The NYT has the title, Wrong Prescription for Greece. The article says that Greece and its financial overseers agreed on terms for continued bailout payments on July 8 and that this agreement is a cause for relief, because without it Greece would go bankrupt.
According to the newspaper, there is little chance that further sacrifices will revive Greece’s economy or make its debt burden more sustainable. Greece should implement reforms, but the condition for these reforms is not austerity, as required in the agreement, but an economic revival.
As reported in the NYT article, Greece’s PM, Antonis Samaras, felt he had no choice but to accept, as he agreed to cut public-sector paychecks and eliminate 15,000 civil service jobs by dismissing the current jobholders, as noted.
Greece’s Civil Service is bloated, patronage-ridden and inefficient, and it clearly needs reform as part of a broader program of economic renewal and revival, according to the article. Monday’s agreement also calls for a staggered payment schedule that will allow the lenders to suspend bailout payments if Greece has not met its job-cutting commitments by July 19.

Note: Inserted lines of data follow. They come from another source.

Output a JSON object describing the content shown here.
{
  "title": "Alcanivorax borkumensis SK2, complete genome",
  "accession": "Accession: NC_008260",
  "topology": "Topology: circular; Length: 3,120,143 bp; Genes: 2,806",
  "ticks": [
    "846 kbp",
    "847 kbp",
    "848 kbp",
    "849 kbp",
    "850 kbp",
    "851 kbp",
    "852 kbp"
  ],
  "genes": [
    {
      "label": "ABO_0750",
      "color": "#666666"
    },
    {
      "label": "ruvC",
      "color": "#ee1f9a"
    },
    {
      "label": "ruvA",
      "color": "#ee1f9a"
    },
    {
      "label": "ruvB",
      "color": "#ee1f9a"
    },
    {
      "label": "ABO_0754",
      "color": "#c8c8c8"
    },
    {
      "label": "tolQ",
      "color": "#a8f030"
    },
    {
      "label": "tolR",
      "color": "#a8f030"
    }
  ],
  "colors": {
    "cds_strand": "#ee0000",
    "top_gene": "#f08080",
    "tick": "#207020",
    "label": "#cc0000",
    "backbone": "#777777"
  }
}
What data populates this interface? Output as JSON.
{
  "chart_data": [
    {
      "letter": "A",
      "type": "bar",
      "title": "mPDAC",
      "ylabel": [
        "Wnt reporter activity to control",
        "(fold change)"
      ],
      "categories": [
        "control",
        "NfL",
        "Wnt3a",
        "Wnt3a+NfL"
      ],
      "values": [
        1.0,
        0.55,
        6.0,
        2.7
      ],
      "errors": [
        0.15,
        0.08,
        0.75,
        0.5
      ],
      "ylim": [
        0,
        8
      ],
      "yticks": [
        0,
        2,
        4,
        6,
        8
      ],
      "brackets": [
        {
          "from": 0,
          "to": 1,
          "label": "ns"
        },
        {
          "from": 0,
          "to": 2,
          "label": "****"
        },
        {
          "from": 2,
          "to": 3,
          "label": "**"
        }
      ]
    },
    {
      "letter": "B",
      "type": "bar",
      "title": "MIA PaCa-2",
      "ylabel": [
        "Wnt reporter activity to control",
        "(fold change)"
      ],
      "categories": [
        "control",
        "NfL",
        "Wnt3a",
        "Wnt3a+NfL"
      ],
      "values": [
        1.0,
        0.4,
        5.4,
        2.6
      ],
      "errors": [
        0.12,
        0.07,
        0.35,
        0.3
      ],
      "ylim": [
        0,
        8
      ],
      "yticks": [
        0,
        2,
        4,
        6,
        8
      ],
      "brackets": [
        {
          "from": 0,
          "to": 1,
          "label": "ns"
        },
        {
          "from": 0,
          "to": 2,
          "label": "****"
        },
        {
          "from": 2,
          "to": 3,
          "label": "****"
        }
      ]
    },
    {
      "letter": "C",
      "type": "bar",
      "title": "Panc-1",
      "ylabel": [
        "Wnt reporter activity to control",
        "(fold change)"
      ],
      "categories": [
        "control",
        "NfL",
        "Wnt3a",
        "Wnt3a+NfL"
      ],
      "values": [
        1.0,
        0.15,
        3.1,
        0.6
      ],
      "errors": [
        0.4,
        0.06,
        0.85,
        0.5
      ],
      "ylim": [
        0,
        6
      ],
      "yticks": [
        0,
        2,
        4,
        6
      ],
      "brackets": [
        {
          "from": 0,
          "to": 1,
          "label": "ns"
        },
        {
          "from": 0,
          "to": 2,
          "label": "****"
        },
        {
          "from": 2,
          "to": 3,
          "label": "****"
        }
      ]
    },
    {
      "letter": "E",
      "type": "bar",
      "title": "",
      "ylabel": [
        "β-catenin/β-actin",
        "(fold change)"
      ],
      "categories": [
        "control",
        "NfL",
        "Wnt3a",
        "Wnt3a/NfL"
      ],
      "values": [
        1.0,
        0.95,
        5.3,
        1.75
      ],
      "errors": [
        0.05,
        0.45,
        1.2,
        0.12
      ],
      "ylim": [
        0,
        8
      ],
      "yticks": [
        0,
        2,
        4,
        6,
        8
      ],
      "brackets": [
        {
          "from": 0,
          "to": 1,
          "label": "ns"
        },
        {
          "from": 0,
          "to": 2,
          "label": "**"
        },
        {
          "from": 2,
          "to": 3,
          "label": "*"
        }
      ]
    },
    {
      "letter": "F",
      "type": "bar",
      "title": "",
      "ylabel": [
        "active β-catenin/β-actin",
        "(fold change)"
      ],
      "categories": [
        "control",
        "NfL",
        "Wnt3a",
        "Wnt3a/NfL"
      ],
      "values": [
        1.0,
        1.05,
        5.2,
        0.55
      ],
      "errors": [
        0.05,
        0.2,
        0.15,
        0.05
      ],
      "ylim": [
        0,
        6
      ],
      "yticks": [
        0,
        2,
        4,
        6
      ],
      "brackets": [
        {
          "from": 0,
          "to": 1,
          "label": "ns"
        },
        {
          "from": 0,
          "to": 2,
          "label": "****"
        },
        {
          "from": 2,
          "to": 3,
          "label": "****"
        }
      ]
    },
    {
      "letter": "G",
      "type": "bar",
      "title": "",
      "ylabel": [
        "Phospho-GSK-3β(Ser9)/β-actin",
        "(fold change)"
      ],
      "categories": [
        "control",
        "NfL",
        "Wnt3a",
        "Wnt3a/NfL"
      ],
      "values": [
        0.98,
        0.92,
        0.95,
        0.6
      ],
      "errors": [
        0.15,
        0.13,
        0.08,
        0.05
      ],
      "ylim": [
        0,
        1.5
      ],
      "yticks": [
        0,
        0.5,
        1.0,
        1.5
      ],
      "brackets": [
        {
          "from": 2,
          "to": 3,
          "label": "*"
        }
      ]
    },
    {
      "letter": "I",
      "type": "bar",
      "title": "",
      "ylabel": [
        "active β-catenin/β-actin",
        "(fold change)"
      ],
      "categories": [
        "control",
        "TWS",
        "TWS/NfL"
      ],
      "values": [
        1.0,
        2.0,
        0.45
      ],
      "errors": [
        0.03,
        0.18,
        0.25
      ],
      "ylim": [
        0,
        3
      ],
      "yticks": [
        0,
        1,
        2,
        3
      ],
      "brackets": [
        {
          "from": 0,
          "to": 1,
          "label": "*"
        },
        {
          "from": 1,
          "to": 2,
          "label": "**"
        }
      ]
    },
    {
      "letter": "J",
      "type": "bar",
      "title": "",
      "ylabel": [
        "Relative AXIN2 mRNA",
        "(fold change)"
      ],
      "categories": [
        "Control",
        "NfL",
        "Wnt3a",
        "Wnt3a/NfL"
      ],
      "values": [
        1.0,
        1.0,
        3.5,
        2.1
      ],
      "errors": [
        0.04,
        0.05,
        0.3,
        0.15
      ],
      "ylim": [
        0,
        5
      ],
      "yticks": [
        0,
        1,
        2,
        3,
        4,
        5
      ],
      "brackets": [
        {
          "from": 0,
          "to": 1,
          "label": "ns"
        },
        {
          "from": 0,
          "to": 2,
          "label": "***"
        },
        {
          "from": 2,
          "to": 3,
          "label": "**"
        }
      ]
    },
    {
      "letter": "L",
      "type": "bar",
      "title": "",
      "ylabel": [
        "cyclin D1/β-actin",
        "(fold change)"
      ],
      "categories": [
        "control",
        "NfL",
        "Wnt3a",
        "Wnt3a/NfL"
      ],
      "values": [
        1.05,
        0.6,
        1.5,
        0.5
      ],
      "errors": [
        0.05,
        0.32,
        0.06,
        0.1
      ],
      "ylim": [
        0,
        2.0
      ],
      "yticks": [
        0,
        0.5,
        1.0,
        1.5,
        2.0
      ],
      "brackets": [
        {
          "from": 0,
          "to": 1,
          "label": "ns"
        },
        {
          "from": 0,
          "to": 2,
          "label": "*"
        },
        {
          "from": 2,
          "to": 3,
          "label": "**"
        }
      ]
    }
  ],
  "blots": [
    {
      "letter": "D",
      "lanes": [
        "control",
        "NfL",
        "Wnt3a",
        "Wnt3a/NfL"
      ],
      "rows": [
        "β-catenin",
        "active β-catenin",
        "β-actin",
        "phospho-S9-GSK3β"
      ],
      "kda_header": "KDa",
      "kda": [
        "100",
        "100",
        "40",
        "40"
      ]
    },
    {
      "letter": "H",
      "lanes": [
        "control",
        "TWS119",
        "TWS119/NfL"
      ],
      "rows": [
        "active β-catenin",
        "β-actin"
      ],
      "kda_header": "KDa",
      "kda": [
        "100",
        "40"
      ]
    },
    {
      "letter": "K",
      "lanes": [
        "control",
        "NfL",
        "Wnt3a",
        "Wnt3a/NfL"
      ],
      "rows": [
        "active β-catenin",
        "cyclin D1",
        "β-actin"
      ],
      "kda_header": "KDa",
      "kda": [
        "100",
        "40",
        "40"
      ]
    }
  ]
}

The Wall Street Journal has the headline, The Coming Greek Writeoff, and the subtitle, The EU will never get its money back. According to the newspaper, Monday’s agreement to continue lending money to the Greek government was the easy part for Europe. The EU and IMF haven’t spent three years and more than €200 billion just to cut the country adrift now. The hard part will be getting paid back.
As reported in the Wall Street Journal, it is slowly becoming clear even in Brussels and Frankfurt: Greece will never repay the money it’s been lent to “save” it. If Greece is cut loose, or walks away, its the euro-zone creditors who will lose their money.
There is a view in northern Europe that without continual pressure, Athens would fall back into its bad old ways, and necessary reforms would never get done. The continuing uncertainty that surrounds every successive bailout review, and the constant threat that Athens’s creditors will walk away if their conditions aren’t met, can’t be good for Greece’s private economy.
The author reports that for Greece, the end of this rescue can’t come soon enough. And the end may have to begin with an acknowledgment that loaning Greece the equivalent of 100% of its GDP to address its excessive debt problems was never going to work out as intended.
According to the newspaper, writing off the loans to Greece would be politically difficult. It would raise questions about equal treatment of countries like Ireland, which is facing a crushing EU debt burden of its own.
The article concludes, “Greece and its euro-zone partners share responsibility for the economically disastrous outcome of the bailout. Greece alone should not have to bear the cost of what has become very much a jointly owned mistake. It’s time to think about writing off a good deal of its publicly owned debt, just as its private-sector creditors were restructured last year.”